Cell Reprogramming via RNA Therapies
Gene therapies delivering mRNA produce a temporary production of proteins. An RNA molecule acts as a blueprint for a ribosome to assemble many copies of a specific protein, but this doesn't last long, and a few days of protein expression from a single treatment is a reasonable expectation in practice. This make RNA therapies suitable to produce partial reprogramming in an animal or patient. The Yamanaka factors are delivered for a long enough period of time to rejuvenate epigenetic patterns and restore mitochondrial function, but (hopefully) not long enough to convert any meaningful number of somatic cells into induced pluripotent stem cells. The former outcome is desirable, while the latter outcome would damage tissue function and create the risk of cancer.
Induced pluripotent stem cells (iPSCs) reprogrammed from replicative senescing or centennial cells had restored the telomere and mitochondrial functions with a gene expression profile similar to embryonic stem cells (ESCs). This and other avenues of research confirm that cellular age can be reversed. These seminal results led the scientific community to ask whether cellular rejuvenation due to reprogramming could take place in vivo.

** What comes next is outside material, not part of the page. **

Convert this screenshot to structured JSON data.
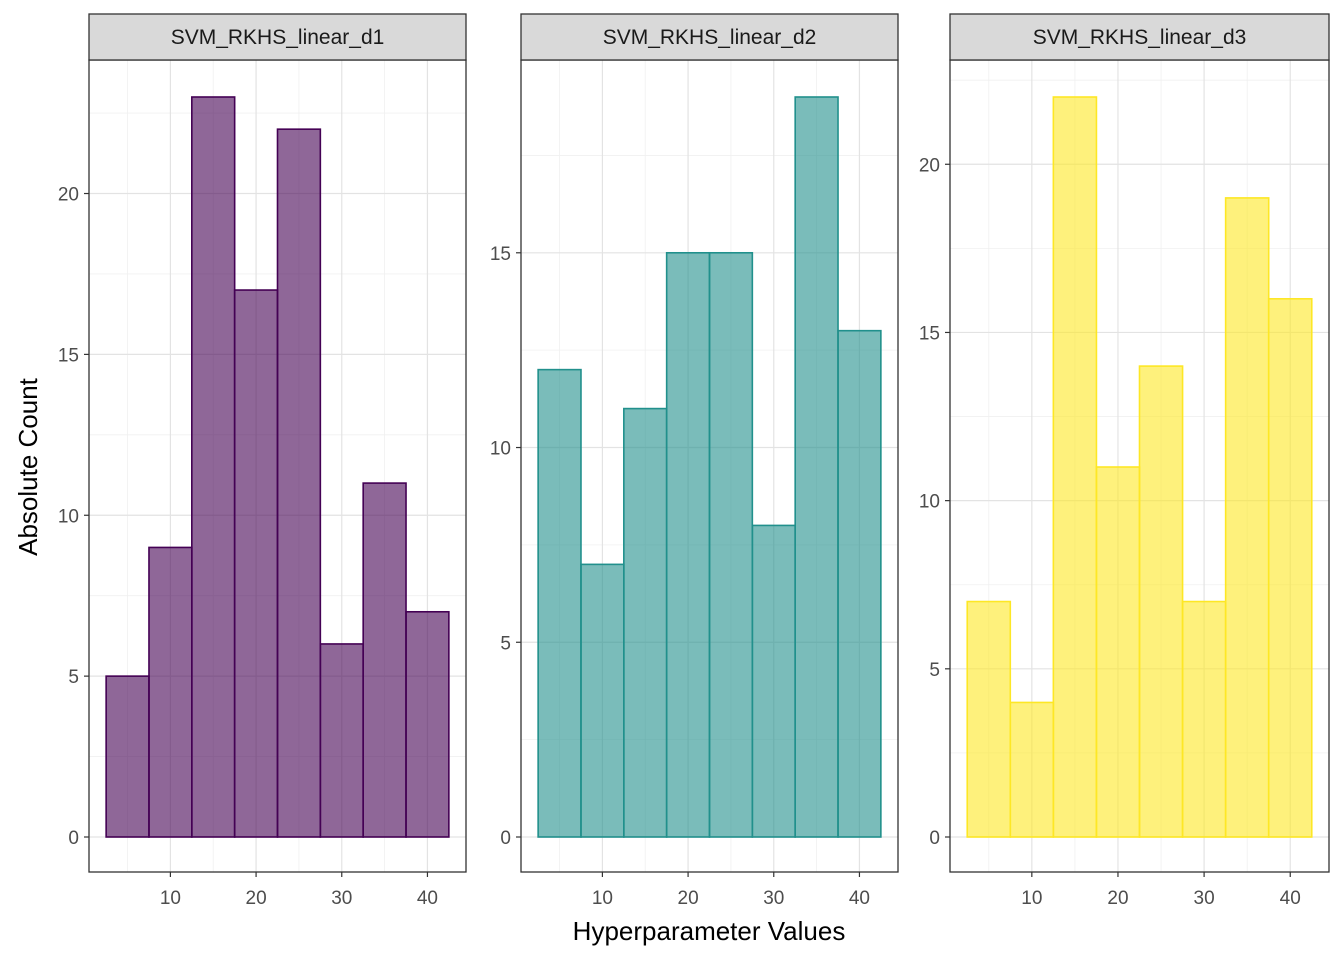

To answer this question, researchers generated transgenic mouse models, expressing Yamanaka factors (OSKM) under the control of doxycycline. Strikingly, they observed the emergence of teratomas in several organs, thus demonstrating the feasibility of in vivo reprogramming. However, to prevent deterioration related to aging or to rejuvenate the organism, it is important not to generate fully dedifferentiate cells, as this leads to a deterioration of the animal's health or tumor formation. Consequently, it was judicious to think to trigger the reprogramming process and stop it before obtaining pluripotent cells, hoping that it might erase cellular aging marks instead of favoring senescence. Researchers envisioned such a strategy and proposed a protocol to induce partial reprogramming in a homozygous progeria transgenic mouse model. They induced OSKM expression for 2 days per week during the lives of the animals with doxycycline and observed a significant increase in the lifespan of these animals, as well as the improvements in age-related hallmarks.
The use of strategies based on mRNA to express the factors needed for cell reprogramming has rapidly emerged as a promising technology to achieve the goal of partial reprogramming. Hence, in this review, after a brief revisiting of the state-of-the-art various technologies, we will focus on methods based on RNA that induce the conversion of somatic cells into pluripotent cells. We will frame these technological advances in the context of recent cutting-edge approaches to reverse age-related cell and tissue phenotypes by reprogramming them towards pluripotency.
It appears to me that what we need is to deliver a program that first checks whether the cell is older than some optimal biological age and, if so, initiates the reprogramming until the optimal age is achieved. I know it is a little early for this, but I am imagining something along the lines of Oisin, but for epigenetic reprogramming.
@Neil
Well, not only that but we also need finer tuned Yamanaka factors. For now they are too blunt for mainstream clinical application.